KPK Ungkap OTT Bupati Sukoharjo Terkait Dugaan Pemerasan Perangkat Daerah
KPK Ungkap OTT Bupati Sukoharjo Terkait Dugaan Pemerasan Perangkat Daerah
Bupati Sukoharjo, Jawa Tengah, Etik Suryani, digiring memasuki gedung KPK, Jumat (10/7/2026).
Jakarta, infosumut.co – Komisi Pemberantasan Korupsi (KPK) mengungkap operasi tangkap tangan (OTT) yang menjerat Bupati Sukoharjo, Jawa Tengah, Etik Suryani, berkaitan dengan dugaan tindak pidana korupsi berupa pemerasan terhadap perangkat daerah di lingkungan Pemerintah Kabupaten (Pemkab) Sukoharjo.
Juru Bicara KPK, Budi Prasetyo, mengatakan tim penindakan mengamankan lima orang dalam operasi yang berlangsung di wilayah Solo Raya pada Kamis (9/7/2026) malam. Salah satu pihak yang diamankan adalah Bupati Sukoharjo, Etik Suryani.
“Perkara ini terkait dugaan pemerasan oleh bupati kepada para perangkat daerah di Kabupaten Sukoharjo,” kata Budi Prasetyo dalam keterangan resminya di Jakarta, Jumat (10/7/2026).
Usai diamankan, para pihak sempat menjalani pemeriksaan awal di Polresta Surakarta sebelum diterbangkan ke Jakarta untuk menjalani pemeriksaan lanjutan di Gedung Merah Putih KPK. Lembaga antirasuah memiliki waktu paling lama 1x24 jam untuk menentukan status hukum para pihak yang diamankan dalam OTT tersebut.
Hingga Jumat siang, KPK masih melakukan pemeriksaan intensif terhadap seluruh pihak yang diamankan. Penyidik juga masih mendalami konstruksi perkara, modus dugaan pemerasan, serta peran masing-masing pihak dalam perkara tersebut.
Selain mengamankan para pihak, KPK juga menyita sejumlah barang bukti. Berdasarkan keterangan resmi, barang bukti yang diamankan antara lain logam mulia, uang tunai dalam berbagai mata uang termasuk dolar Singapura, serta barang bukti lain yang nilainya mencapai miliaran rupiah. Seluruh barang bukti tersebut akan didalami keterkaitannya dengan perkara yang sedang disidik.

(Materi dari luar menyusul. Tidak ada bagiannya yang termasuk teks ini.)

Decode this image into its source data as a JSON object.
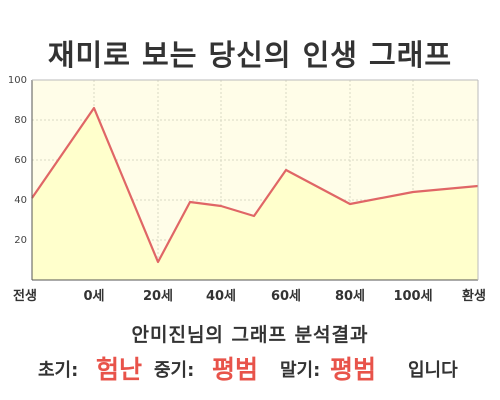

KPK belum mengungkap identitas empat orang lain yang turut diamankan maupun nilai pasti dugaan pemerasan. Informasi lengkap mengenai konstruksi perkara, jumlah tersangka, pasal yang disangkakan, serta barang bukti akan disampaikan dalam konferensi pers setelah proses gelar perkara selesai.
Sementara itu, Wakil Bupati Sukoharjo Eko Sapto memastikan roda pemerintahan di Kabupaten Sukoharjo tetap berjalan normal meski Bupati Etik Suryani tengah menjalani proses hukum di KPK. Ia menyatakan seluruh pelayanan publik tetap berlangsung sebagaimana mestinya. (*).